At the same time, it seemed disturbing to read a declaration that implied I’d seen my very reason for existing as bound up in that loving mission of recording and transmitting my mother’s story. Perhaps, the daughter of a survivor, I’d felt it as a duty. Or had I meant it was essential, ordained, engrained in my identity? As much a part of me as I was part of her.

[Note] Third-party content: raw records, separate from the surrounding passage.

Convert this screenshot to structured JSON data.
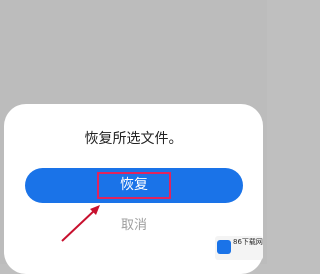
{
  "dialog": {
    "message": "恢复所选文件。",
    "confirm_label": "恢复",
    "cancel_label": "取消"
  },
  "watermark": {
    "site_text": "86下载网"
  },
  "colors": {
    "overlay": "#bcbcbc",
    "primary": "#1a73e8",
    "highlight_box": "#e0245e",
    "annotation_arrow": "#c8102e"
  },
  "icons": {
    "annotation": "arrow-pointer-icon",
    "logo": "site-logo-icon"
  }
}
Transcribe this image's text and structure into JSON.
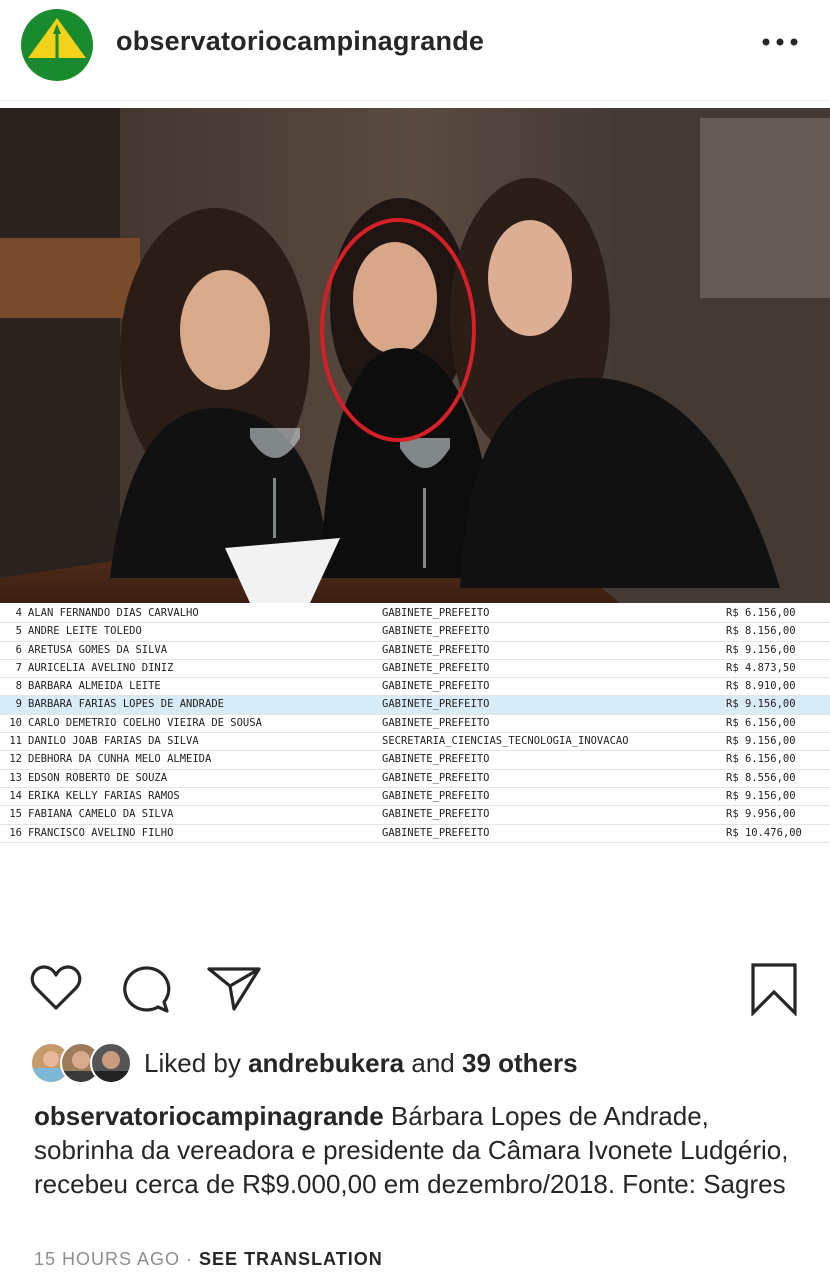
{
  "post": {
    "username": "observatoriocampinagrande",
    "more_icon": "more-horizontal-icon",
    "photo_alt": "Three women seated at a restaurant table"
  },
  "salary_table": {
    "rows": [
      {
        "num": "4",
        "name": "ALAN FERNANDO DIAS CARVALHO",
        "dept": "GABINETE_PREFEITO",
        "value": "R$ 6.156,00"
      },
      {
        "num": "5",
        "name": "ANDRE LEITE TOLEDO",
        "dept": "GABINETE_PREFEITO",
        "value": "R$ 8.156,00"
      },
      {
        "num": "6",
        "name": "ARETUSA GOMES DA SILVA",
        "dept": "GABINETE_PREFEITO",
        "value": "R$ 9.156,00"
      },
      {
        "num": "7",
        "name": "AURICELIA AVELINO DINIZ",
        "dept": "GABINETE_PREFEITO",
        "value": "R$ 4.873,50"
      },
      {
        "num": "8",
        "name": "BARBARA ALMEIDA LEITE",
        "dept": "GABINETE_PREFEITO",
        "value": "R$ 8.910,00"
      },
      {
        "num": "9",
        "name": "BARBARA FARIAS LOPES DE ANDRADE",
        "dept": "GABINETE_PREFEITO",
        "value": "R$ 9.156,00",
        "highlight": true
      },
      {
        "num": "10",
        "name": "CARLO DEMETRIO COELHO VIEIRA DE SOUSA",
        "dept": "GABINETE_PREFEITO",
        "value": "R$ 6.156,00"
      },
      {
        "num": "11",
        "name": "DANILO JOAB FARIAS DA SILVA",
        "dept": "SECRETARIA_CIENCIAS_TECNOLOGIA_INOVACAO",
        "value": "R$ 9.156,00"
      },
      {
        "num": "12",
        "name": "DEBHORA DA CUNHA MELO ALMEIDA",
        "dept": "GABINETE_PREFEITO",
        "value": "R$ 6.156,00"
      },
      {
        "num": "13",
        "name": "EDSON ROBERTO DE SOUZA",
        "dept": "GABINETE_PREFEITO",
        "value": "R$ 8.556,00"
      },
      {
        "num": "14",
        "name": "ERIKA KELLY FARIAS RAMOS",
        "dept": "GABINETE_PREFEITO",
        "value": "R$ 9.156,00"
      },
      {
        "num": "15",
        "name": "FABIANA CAMELO DA SILVA",
        "dept": "GABINETE_PREFEITO",
        "value": "R$ 9.956,00"
      },
      {
        "num": "16",
        "name": "FRANCISCO AVELINO FILHO",
        "dept": "GABINETE_PREFEITO",
        "value": "R$ 10.476,00"
      }
    ]
  },
  "actions": {
    "like_icon": "heart-icon",
    "comment_icon": "comment-icon",
    "share_icon": "send-icon",
    "save_icon": "bookmark-icon"
  },
  "likes": {
    "prefix": "Liked by ",
    "user": "andrebukera",
    "middle": " and ",
    "others": "39 others"
  },
  "caption": {
    "username": "observatoriocampinagrande",
    "text": "Bárbara Lopes de Andrade, sobrinha da vereadora e presidente da Câmara Ivonete Ludgério, recebeu cerca de R$9.000,00 em dezembro/2018. Fonte: Sagres"
  },
  "meta": {
    "time": "15 HOURS AGO",
    "separator": " · ",
    "see_translation": "SEE TRANSLATION"
  },
  "colors": {
    "avatar_green": "#1a8a2e",
    "avatar_yellow": "#f2d21b",
    "highlight_row": "#d7ecf7",
    "circle_red": "#d61f26"
  }
}
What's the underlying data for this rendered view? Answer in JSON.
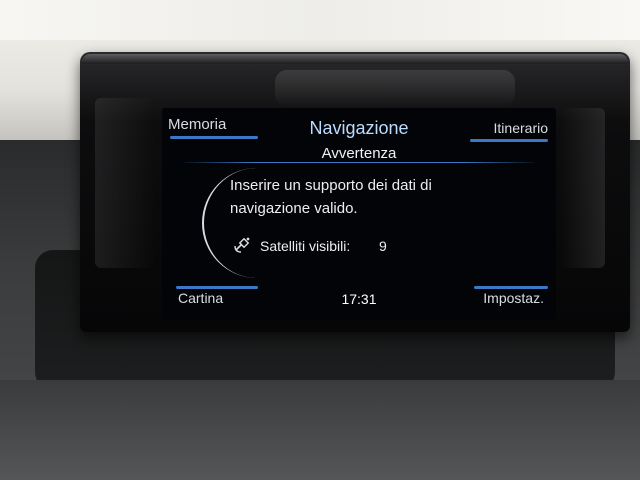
{
  "header": {
    "title": "Navigazione",
    "left_tab": "Memoria",
    "right_tab": "Itinerario"
  },
  "dialog": {
    "title": "Avvertenza",
    "message_line1": "Inserire un supporto dei dati di",
    "message_line2": "navigazione valido.",
    "satellites_label": "Satelliti visibili:",
    "satellites_count": "9",
    "icon": "satellite-icon"
  },
  "footer": {
    "left": "Cartina",
    "clock": "17:31",
    "right": "Impostaz."
  },
  "colors": {
    "screen_background": "#020407",
    "accent_blue": "#3b78c6",
    "title_blue": "#b9dcff",
    "text": "#d9dde2"
  }
}
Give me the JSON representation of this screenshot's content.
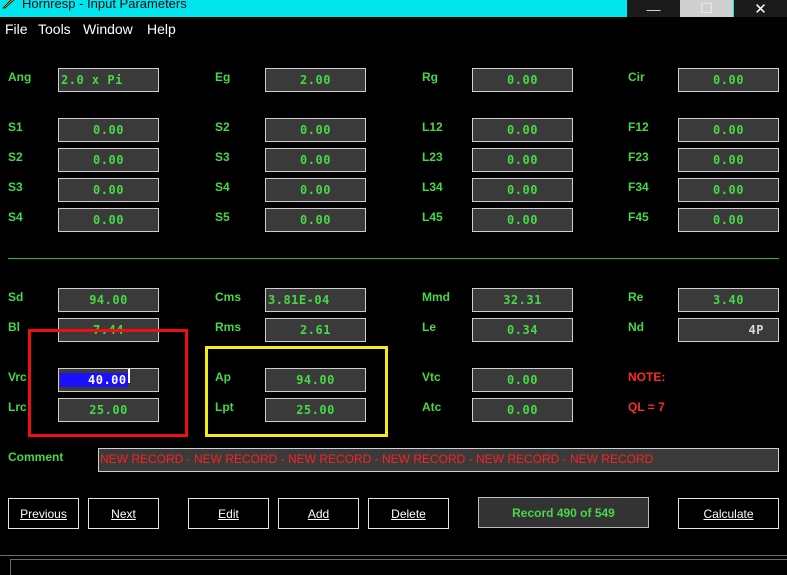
{
  "window": {
    "title": "Hornresp - Input Parameters",
    "minimize_glyph": "—",
    "maximize_glyph": "☐",
    "close_glyph": "✕"
  },
  "menu": [
    "File",
    "Tools",
    "Window",
    "Help"
  ],
  "top_rows": [
    [
      {
        "label": "Ang",
        "value": "2.0 x Pi"
      },
      {
        "label": "Eg",
        "value": "2.00"
      },
      {
        "label": "Rg",
        "value": "0.00"
      },
      {
        "label": "Cir",
        "value": "0.00"
      }
    ],
    [
      {
        "label": "S1",
        "value": "0.00"
      },
      {
        "label": "S2",
        "value": "0.00"
      },
      {
        "label": "L12",
        "value": "0.00"
      },
      {
        "label": "F12",
        "value": "0.00"
      }
    ],
    [
      {
        "label": "S2",
        "value": "0.00"
      },
      {
        "label": "S3",
        "value": "0.00"
      },
      {
        "label": "L23",
        "value": "0.00"
      },
      {
        "label": "F23",
        "value": "0.00"
      }
    ],
    [
      {
        "label": "S3",
        "value": "0.00"
      },
      {
        "label": "S4",
        "value": "0.00"
      },
      {
        "label": "L34",
        "value": "0.00"
      },
      {
        "label": "F34",
        "value": "0.00"
      }
    ],
    [
      {
        "label": "S4",
        "value": "0.00"
      },
      {
        "label": "S5",
        "value": "0.00"
      },
      {
        "label": "L45",
        "value": "0.00"
      },
      {
        "label": "F45",
        "value": "0.00"
      }
    ]
  ],
  "driver_rows": [
    [
      {
        "label": "Sd",
        "value": "94.00"
      },
      {
        "label": "Cms",
        "value": "3.81E-04"
      },
      {
        "label": "Mmd",
        "value": "32.31"
      },
      {
        "label": "Re",
        "value": "3.40"
      }
    ],
    [
      {
        "label": "Bl",
        "value": "7.44"
      },
      {
        "label": "Rms",
        "value": "2.61"
      },
      {
        "label": "Le",
        "value": "0.34"
      },
      {
        "label": "Nd",
        "value": "4P"
      }
    ]
  ],
  "chamber_rows": [
    [
      {
        "label": "Vrc",
        "value": "40.00"
      },
      {
        "label": "Ap",
        "value": "94.00"
      },
      {
        "label": "Vtc",
        "value": "0.00"
      },
      {
        "label": "NOTE:"
      }
    ],
    [
      {
        "label": "Lrc",
        "value": "25.00"
      },
      {
        "label": "Lpt",
        "value": "25.00"
      },
      {
        "label": "Atc",
        "value": "0.00"
      },
      {
        "label": "QL = 7"
      }
    ]
  ],
  "comment": {
    "label": "Comment",
    "value": "NEW RECORD - NEW RECORD - NEW RECORD - NEW RECORD - NEW RECORD - NEW RECORD"
  },
  "buttons": {
    "previous": "Previous",
    "next": "Next",
    "edit": "Edit",
    "add": "Add",
    "delete": "Delete",
    "record": "Record 490 of 549",
    "calculate": "Calculate"
  },
  "colors": {
    "label_green": "#46d846",
    "note_red": "#ff2a2a",
    "titlebar_cyan": "#00e5ee",
    "annotation_red": "#ee1010",
    "annotation_yellow": "#f2ef10",
    "selection_blue": "#1a10ff"
  },
  "icons": {
    "app": "horn-app-icon"
  }
}
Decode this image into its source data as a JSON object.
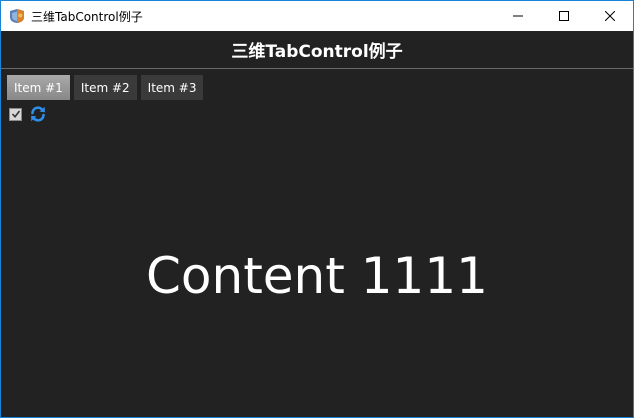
{
  "window": {
    "title": "三维TabControl例子",
    "accent_color": "#1883d7"
  },
  "header": {
    "title": "三维TabControl例子"
  },
  "tabs": [
    {
      "label": "Item #1",
      "selected": true
    },
    {
      "label": "Item #2",
      "selected": false
    },
    {
      "label": "Item #3",
      "selected": false
    }
  ],
  "toolbar": {
    "checkbox_checked": true,
    "refresh_icon": "refresh-icon"
  },
  "content": {
    "text": "Content 1111"
  },
  "colors": {
    "background": "#222222",
    "tab_active": "#999999",
    "tab_inactive": "#3a3a3a",
    "refresh_icon": "#2f8fe8"
  }
}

Mom herself, of course, has always been an enthusiastic storyteller, and her accounts of life in prewar Germany, in occupied France, in Batista’s Cuba, and in New York City of the 1950s have enthralled me always. Cruelty, war, love, and escape were themes that filled my daily life even as a child. But the residue of longing and regret that lay like dust on my mother’s romantic memories made me share her wistfulness for a period that I myself had never known. Everything that truly mattered seemed to beckon from across a border of time that barred me from experiencing personally the sort of life that gave rise to stories worth retelling for generations.

History grew very real to me. Her history. Her story. I knew every character in every tale by name; I saw their fates spin out before me; and ultimately, when I decided to write about them, I knew exactly where to go to track them down. Because I was also my father’s daughter, trained against assuming the truth of anything not verified, I would retrace my mother’s steps and, as that Mother’s Day card predicted, mirror her life through my own eyes. Still neither Mom nor I could have possibly imagined where that journey of rediscovery would lead me, when I went in search of her lost first love, and how thoroughly it would change her world.

Meanwhile, just last month, as we eagerly anticipated the publication of my book about her, Mom was precipitously hospitalized with pneumonia. For several weeks, plagued by complications, she was seriously ill, and I deeply feared an outcome that would take her from us and rob us of a moment I had counted on our sharing. I gave her the bound galley with an inscription, prayed that she would live to see the finished book, and am profoundly grateful that she is now on the road to full recovery.

In the anxious hours I spent at her bedside, however, I gained another understanding of what I’d aimed to do in documenting the dramatic story of the mother I adored. Not only would I make her real to unfamiliar readers, as to her own descendants yet to come, but I myself would know her with an extraordinary degree of intimacy and insight. The pages of my mother’s life would remain with me forever and permit me to hold on to her. On Mother’s Day and always.